Sunday morning was wet and the field was not usable, however several folks showed up in mid afternoon between storms and we actually launched a couple dozen Class 1 rocket and a few low altitude Class 2 rockets before the next front came thru in the late afternoon. It rained lightly overnight and when we arrived at the field on Monday we could drive to the oasis but not on the field. We walked out and got the equipment up and after a shower at 10:30 the sky brightened, the ceiling lifted and the sun came out so we launched from 11:30 to 3:30 before we shut down.
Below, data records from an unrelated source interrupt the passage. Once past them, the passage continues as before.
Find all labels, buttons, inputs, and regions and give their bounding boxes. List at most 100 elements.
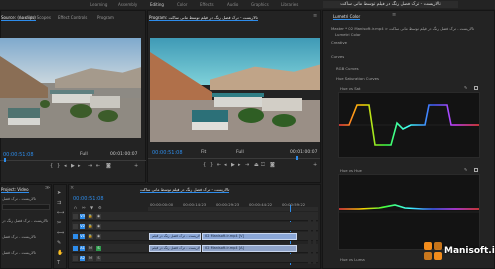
- project-item-1[interactable]: تالاریست - ترک فضل رنگ در: [2, 218, 48, 223]
- a2-toggle-sync[interactable]: [73, 256, 78, 261]
- timeline-ruler[interactable]: [148, 207, 318, 211]
- workspace-learning[interactable]: Learning: [90, 2, 107, 7]
- play-icon[interactable]: ▶: [71, 164, 75, 169]
- tab-lumetri-color[interactable]: Lumetri Color: [333, 14, 361, 20]
- track-select-tool-icon[interactable]: ⇉: [57, 201, 61, 206]
- workspace-libraries[interactable]: Libraries: [281, 2, 298, 7]
- program-add-button-icon[interactable]: +: [313, 163, 317, 168]
- program-mark-out-icon[interactable]: }: [210, 163, 213, 168]
- program-mark-in-icon[interactable]: {: [203, 163, 206, 168]
- v1-target[interactable]: V1: [80, 234, 85, 239]
- add-marker-icon[interactable]: ▼: [90, 205, 93, 210]
- type-tool-icon[interactable]: T: [57, 261, 60, 266]
- eyedropper-icon[interactable]: ✎: [464, 85, 467, 90]
- workspace-audio[interactable]: Audio: [227, 2, 238, 7]
- program-step-back-icon[interactable]: ◂: [224, 163, 227, 168]
- eyedropper-icon-2[interactable]: ✎: [464, 167, 467, 172]
- source-zoom-select[interactable]: Full: [80, 152, 88, 157]
- program-quality-select[interactable]: Full: [236, 150, 244, 155]
- a1-source-patch[interactable]: [73, 246, 78, 251]
- razor-tool-icon[interactable]: ✂: [57, 221, 61, 226]
- ripple-edit-tool-icon[interactable]: ⟷: [57, 211, 64, 216]
- a2-target[interactable]: A2: [80, 256, 85, 261]
- lumetri-master-line[interactable]: Master * 02 Manisoft.ir.mp4 > تالاریست -…: [331, 26, 481, 31]
- section-rgb-curves[interactable]: RGB Curves: [336, 66, 359, 71]
- section-curves[interactable]: Curves: [331, 54, 344, 59]
- step-back-icon[interactable]: ◂: [64, 164, 67, 169]
- a1-target[interactable]: A1: [80, 246, 85, 251]
- workspace-assembly[interactable]: Assembly: [118, 2, 137, 7]
- v3-lock-icon[interactable]: 🔒: [88, 214, 93, 219]
- program-playhead[interactable]: [296, 156, 298, 160]
- v2-toggle-sync[interactable]: [73, 224, 78, 229]
- go-to-in-icon[interactable]: ⇤: [217, 163, 221, 168]
- audio-clip-1[interactable]: تالاریست - ترک فضل رنگ در فیلم: [149, 245, 201, 252]
- insert-icon[interactable]: ⇥: [88, 164, 92, 169]
- export-frame-icon[interactable]: ◙: [106, 164, 111, 169]
- project-item-3[interactable]: تالاریست - ترک فضل: [2, 250, 36, 255]
- panel-menu-icon[interactable]: ≡: [313, 14, 317, 19]
- v3-eye-icon[interactable]: ◉: [96, 214, 101, 219]
- program-timecode[interactable]: 00:00:51:08: [152, 150, 183, 156]
- audio-clip-2[interactable]: 02 Manisoft.ir.mp4 [A]: [202, 245, 297, 252]
- program-panel-title[interactable]: Program: تالاریست - ترک فضل رنگ در فیلم …: [149, 15, 258, 21]
- v3-toggle-sync[interactable]: [73, 214, 78, 219]
- project-item-2[interactable]: تالاریست - ترک فضل: [2, 234, 36, 239]
- v1-source-patch[interactable]: [73, 234, 78, 239]
- v2-target[interactable]: V2: [80, 224, 85, 229]
- a2-mute-button[interactable]: M: [88, 256, 93, 261]
- source-scrub-bar[interactable]: [0, 160, 146, 161]
- timeline-timecode[interactable]: 00:00:51:08: [73, 196, 104, 202]
- project-search-input[interactable]: [2, 204, 50, 210]
- tab-program-left[interactable]: Program: [97, 15, 114, 20]
- linked-selection-icon[interactable]: ⚯: [82, 205, 85, 210]
- mark-out-icon[interactable]: }: [57, 164, 60, 169]
- hand-tool-icon[interactable]: ✋: [57, 251, 63, 256]
- video-clip-2[interactable]: 02 Manisoft.ir.mp4 [V]: [202, 233, 297, 240]
- source-timecode[interactable]: 00:00:51:08: [3, 152, 34, 158]
- lumetri-fx-label[interactable]: Lumetri Color: [335, 32, 361, 37]
- workspace-color[interactable]: Color: [177, 2, 187, 7]
- extract-icon[interactable]: ⏍: [261, 163, 265, 168]
- v1-eye-icon[interactable]: ◉: [96, 234, 101, 239]
- section-creative[interactable]: Creative: [331, 40, 347, 45]
- timeline-sequence-tab[interactable]: تالاریست - ترک فضل رنگ در فیلم توسط مانی…: [140, 187, 230, 193]
- mark-in-icon[interactable]: {: [50, 164, 53, 169]
- hue-vs-sat-graph[interactable]: [338, 92, 480, 158]
- overwrite-icon[interactable]: ⇤: [96, 164, 100, 169]
- add-button-icon[interactable]: +: [134, 164, 138, 169]
- a1-mute-button[interactable]: M: [88, 246, 93, 251]
- program-play-icon[interactable]: ▶: [231, 163, 235, 168]
- tab-lumetri-scopes[interactable]: Lumetri Scopes: [20, 15, 51, 20]
- slip-tool-icon[interactable]: ⟺: [57, 231, 64, 236]
- project-menu-icon[interactable]: ≫: [45, 186, 50, 191]
- snap-icon[interactable]: ∩: [74, 205, 77, 210]
- wrench-icon[interactable]: ⚙: [98, 205, 102, 210]
- source-playhead[interactable]: [4, 158, 6, 162]
- program-export-frame-icon[interactable]: ◙: [270, 163, 275, 168]
- a1-solo-button[interactable]: S: [96, 246, 101, 251]
- program-scrub-bar[interactable]: [148, 158, 320, 159]
- step-forward-icon[interactable]: ▸: [78, 164, 81, 169]
- section-hue-sat-curves[interactable]: Hue Saturation Curves: [336, 76, 379, 81]
- tab-project[interactable]: Project: Video: [1, 187, 29, 193]
- v1-lock-icon[interactable]: 🔒: [88, 234, 93, 239]
- timeline-close-icon[interactable]: ×: [70, 186, 74, 191]
- a2-solo-button[interactable]: S: [96, 256, 101, 261]
- graph-toggle-checkbox[interactable]: [474, 86, 478, 90]
- program-fit-select[interactable]: Fit: [201, 150, 206, 155]
- pen-tool-icon[interactable]: ✎: [57, 241, 61, 246]
- tab-effect-controls[interactable]: Effect Controls: [58, 15, 87, 20]
- video-clip-1[interactable]: تالاریست - ترک فضل رنگ در فیلم: [149, 233, 201, 240]
- graph-toggle-checkbox-2[interactable]: [474, 168, 478, 172]
- v2-eye-icon[interactable]: ◉: [96, 224, 101, 229]
- go-to-out-icon[interactable]: ⇥: [245, 163, 249, 168]
- v2-lock-icon[interactable]: 🔒: [88, 224, 93, 229]
- v3-target[interactable]: V3: [80, 214, 85, 219]
- lumetri-menu-icon[interactable]: ≡: [392, 13, 396, 18]
- workspace-editing[interactable]: Editing: [150, 2, 164, 7]
- lift-icon[interactable]: ⏏: [254, 163, 259, 168]
- program-step-forward-icon[interactable]: ▸: [238, 163, 241, 168]
- selection-tool-icon[interactable]: ➤: [57, 191, 61, 196]
- workspace-effects[interactable]: Effects: [200, 2, 214, 7]
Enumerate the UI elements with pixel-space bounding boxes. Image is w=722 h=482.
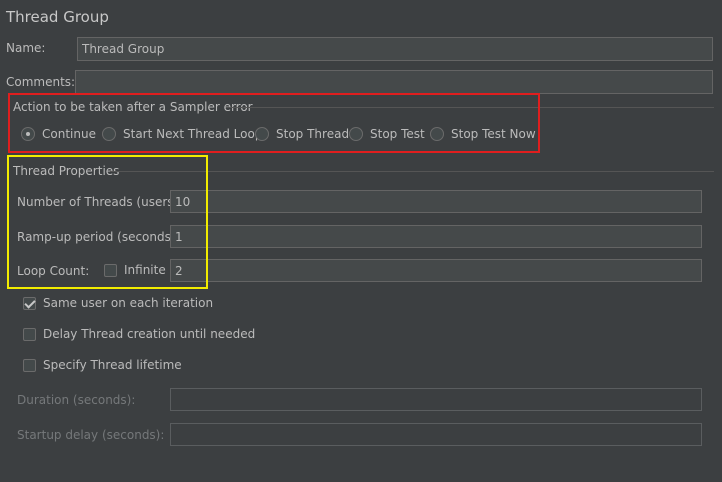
sampler-error-highlight xyxy=(8,93,540,153)
same-user-label: Same user on each iteration xyxy=(43,296,214,310)
name-input[interactable] xyxy=(77,37,713,61)
startup-delay-input[interactable] xyxy=(170,423,702,446)
specify-lifetime-checkbox[interactable]: Specify Thread lifetime xyxy=(23,358,182,372)
checkbox-checked-icon xyxy=(23,296,36,310)
checkbox-unchecked-icon xyxy=(23,327,36,341)
num-threads-input[interactable] xyxy=(170,190,702,213)
comments-label: Comments: xyxy=(6,75,76,89)
loop-count-input[interactable] xyxy=(170,259,702,282)
comments-input[interactable] xyxy=(75,70,713,94)
checkbox-unchecked-icon xyxy=(23,358,36,372)
same-user-checkbox[interactable]: Same user on each iteration xyxy=(23,296,213,310)
thread-properties-highlight xyxy=(7,155,208,289)
startup-delay-label: Startup delay (seconds): xyxy=(17,428,165,442)
delay-creation-checkbox[interactable]: Delay Thread creation until needed xyxy=(23,327,255,341)
delay-creation-label: Delay Thread creation until needed xyxy=(43,327,256,341)
panel-title: Thread Group xyxy=(6,8,109,26)
specify-lifetime-label: Specify Thread lifetime xyxy=(43,358,182,372)
ramp-up-input[interactable] xyxy=(170,225,702,248)
name-label: Name: xyxy=(6,41,46,55)
duration-label: Duration (seconds): xyxy=(17,393,136,407)
duration-input[interactable] xyxy=(170,388,702,411)
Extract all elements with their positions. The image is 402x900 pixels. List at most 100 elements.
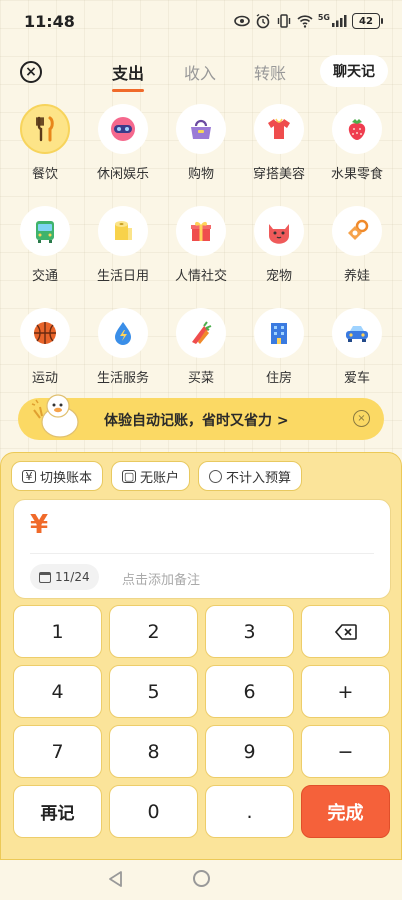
category-leisure[interactable]: 休闲娱乐 — [85, 104, 161, 182]
currency-symbol: ¥ — [30, 510, 49, 540]
tab-expense[interactable]: 支出 — [112, 60, 145, 92]
options-row: ¥ 切换账本 ▢ 无账户 不计入预算 — [11, 461, 303, 491]
account-label: 无账户 — [140, 470, 180, 486]
key-4[interactable]: 4 — [13, 665, 102, 718]
done-button[interactable]: 完成 — [301, 785, 390, 838]
alarm-icon — [256, 13, 270, 29]
category-sports[interactable]: 运动 — [7, 308, 83, 386]
building-icon — [254, 308, 304, 358]
switch-book-button[interactable]: ¥ 切换账本 — [11, 461, 104, 491]
category-label: 水果零食 — [330, 167, 383, 182]
key-0[interactable]: 0 — [109, 785, 198, 838]
category-label: 餐饮 — [31, 167, 58, 182]
category-label: 交通 — [31, 269, 58, 284]
key-3[interactable]: 3 — [205, 605, 294, 658]
category-label: 养娃 — [343, 269, 370, 284]
shirt-icon — [254, 104, 304, 154]
category-childcare[interactable]: 养娃 — [319, 206, 395, 284]
backspace-icon — [334, 623, 357, 640]
radio-circle-icon — [209, 469, 223, 483]
status-bar: 11:48 5G 42 — [0, 0, 402, 44]
strawberry-icon — [332, 104, 382, 154]
duck-mascot-icon — [31, 394, 79, 438]
budget-toggle[interactable]: 不计入预算 — [198, 461, 303, 491]
eye-icon — [234, 15, 250, 27]
category-grid: 餐饮 休闲娱乐 购物 穿搭美容 水果零食 交通 生活日用 人情社交 宠物 养娃 … — [0, 104, 402, 410]
category-label: 人情社交 — [174, 269, 227, 284]
key-2[interactable]: 2 — [109, 605, 198, 658]
category-dining[interactable]: 餐饮 — [7, 104, 83, 182]
note-input[interactable]: 点击添加备注 — [122, 569, 200, 588]
category-label: 运动 — [31, 371, 58, 386]
switch-book-label: 切换账本 — [40, 470, 93, 486]
category-label: 生活日用 — [96, 269, 149, 284]
bus-icon — [20, 206, 70, 256]
date-picker[interactable]: 11/24 — [30, 564, 99, 590]
key-dot[interactable]: . — [205, 785, 294, 838]
backspace-button[interactable] — [301, 605, 390, 658]
status-icons: 5G 42 — [234, 13, 383, 29]
network-type: 5G — [317, 13, 330, 22]
handbag-icon — [176, 104, 226, 154]
banner-close-button[interactable]: × — [353, 410, 370, 427]
close-button[interactable]: × — [20, 61, 42, 83]
category-row: 运动 生活服务 买菜 住房 爱车 — [0, 308, 402, 386]
tab-transfer[interactable]: 转账 — [254, 60, 286, 84]
category-daily-use[interactable]: 生活日用 — [85, 206, 161, 284]
entry-panel: ¥ 切换账本 ▢ 无账户 不计入预算 ¥ 11/24 点击添加备注 1 2 3 … — [0, 452, 402, 860]
divider — [30, 553, 374, 554]
category-label: 休闲娱乐 — [96, 167, 149, 182]
budget-label: 不计入预算 — [226, 470, 292, 486]
key-plus[interactable]: + — [301, 665, 390, 718]
water-drop-icon — [98, 308, 148, 358]
chat-record-button[interactable]: 聊天记 — [320, 55, 388, 87]
home-circle-icon[interactable] — [193, 870, 210, 887]
vibrate-icon — [277, 14, 291, 28]
record-again-button[interactable]: 再记 — [13, 785, 102, 838]
car-icon — [332, 308, 382, 358]
category-row: 餐饮 休闲娱乐 购物 穿搭美容 水果零食 — [0, 104, 402, 182]
key-minus[interactable]: − — [301, 725, 390, 778]
category-label: 宠物 — [265, 269, 292, 284]
category-services[interactable]: 生活服务 — [85, 308, 161, 386]
category-car[interactable]: 爱车 — [319, 308, 395, 386]
category-transport[interactable]: 交通 — [7, 206, 83, 284]
banner-text: 体验自动记账，省时又省力 > — [104, 413, 289, 429]
category-groceries[interactable]: 买菜 — [163, 308, 239, 386]
category-fruit-snacks[interactable]: 水果零食 — [319, 104, 395, 182]
category-shopping[interactable]: 购物 — [163, 104, 239, 182]
category-fashion[interactable]: 穿搭美容 — [241, 104, 317, 182]
category-label: 爱车 — [343, 371, 370, 386]
wifi-icon — [297, 15, 313, 28]
key-5[interactable]: 5 — [109, 665, 198, 718]
calendar-icon — [39, 571, 51, 583]
category-label: 买菜 — [187, 371, 214, 386]
key-6[interactable]: 6 — [205, 665, 294, 718]
back-triangle-icon[interactable] — [107, 870, 125, 888]
vegetables-icon — [176, 308, 226, 358]
vr-glasses-icon — [98, 104, 148, 154]
key-1[interactable]: 1 — [13, 605, 102, 658]
system-nav-bar — [0, 860, 402, 900]
top-bar: × 支出 收入 转账 聊天记 — [0, 52, 402, 92]
category-pet[interactable]: 宠物 — [241, 206, 317, 284]
yuan-book-icon: ¥ — [22, 469, 36, 483]
amount-box[interactable]: ¥ 11/24 点击添加备注 — [13, 499, 391, 599]
category-housing[interactable]: 住房 — [241, 308, 317, 386]
key-8[interactable]: 8 — [109, 725, 198, 778]
key-7[interactable]: 7 — [13, 725, 102, 778]
tab-income[interactable]: 收入 — [184, 60, 216, 84]
category-label: 购物 — [187, 167, 214, 182]
signal-icon — [332, 15, 347, 27]
cat-icon — [254, 206, 304, 256]
category-social[interactable]: 人情社交 — [163, 206, 239, 284]
status-time: 11:48 — [24, 12, 75, 31]
account-button[interactable]: ▢ 无账户 — [111, 461, 191, 491]
category-label: 穿搭美容 — [252, 167, 305, 182]
category-label: 住房 — [265, 371, 292, 386]
key-9[interactable]: 9 — [205, 725, 294, 778]
keypad: 1 2 3 4 5 6 + 7 8 9 − 再记 0 . 完成 — [13, 605, 391, 838]
category-row: 交通 生活日用 人情社交 宠物 养娃 — [0, 206, 402, 284]
auto-record-banner[interactable]: 体验自动记账，省时又省力 > × — [18, 394, 384, 440]
category-label: 生活服务 — [96, 371, 149, 386]
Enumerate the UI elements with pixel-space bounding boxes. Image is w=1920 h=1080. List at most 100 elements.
Despite the horrible weather with rain on 4 of the 5 scheduled launch days, we actually launched on 4 of the 5 days which amounted to 26 hours of the scheduled 39 launch hours not counting the 2 hour Class 1 night launch. At LDRS 34 I estimate we launched about 800-900 rockets during the 4 days we got to launch rocket (excluding the night launch) which was about 200 less than the LDRS 31 launch in 5 days.

The organizing committee was disappointed with the weather but we did the best we could during what will go down as the wettest non-hurricane week on record in June in the Finger Lakes.

Bob
 
It was a great time anyway Bob,,,
My greatest compliments to the hosting club...
Everybody ran and worked their tails off...
Talk about getting lemons and making lemonade,,,,
You guys are all the best......

Teddy
 
That was a great summary Bob.
The folks from URRG and CATO worked hard to pull this off, but as you point out some things are out of our hands, with Mother Nature being the most important of those non controllable variables! ;)
 
Excellent summary indeed Bob. I had a great time, weather or not, and look forward to the next driving distance LDRS.
 
It was a great launch and a big "Thank You!" to the organizers. Lets hope the Potter site stays active for years to come.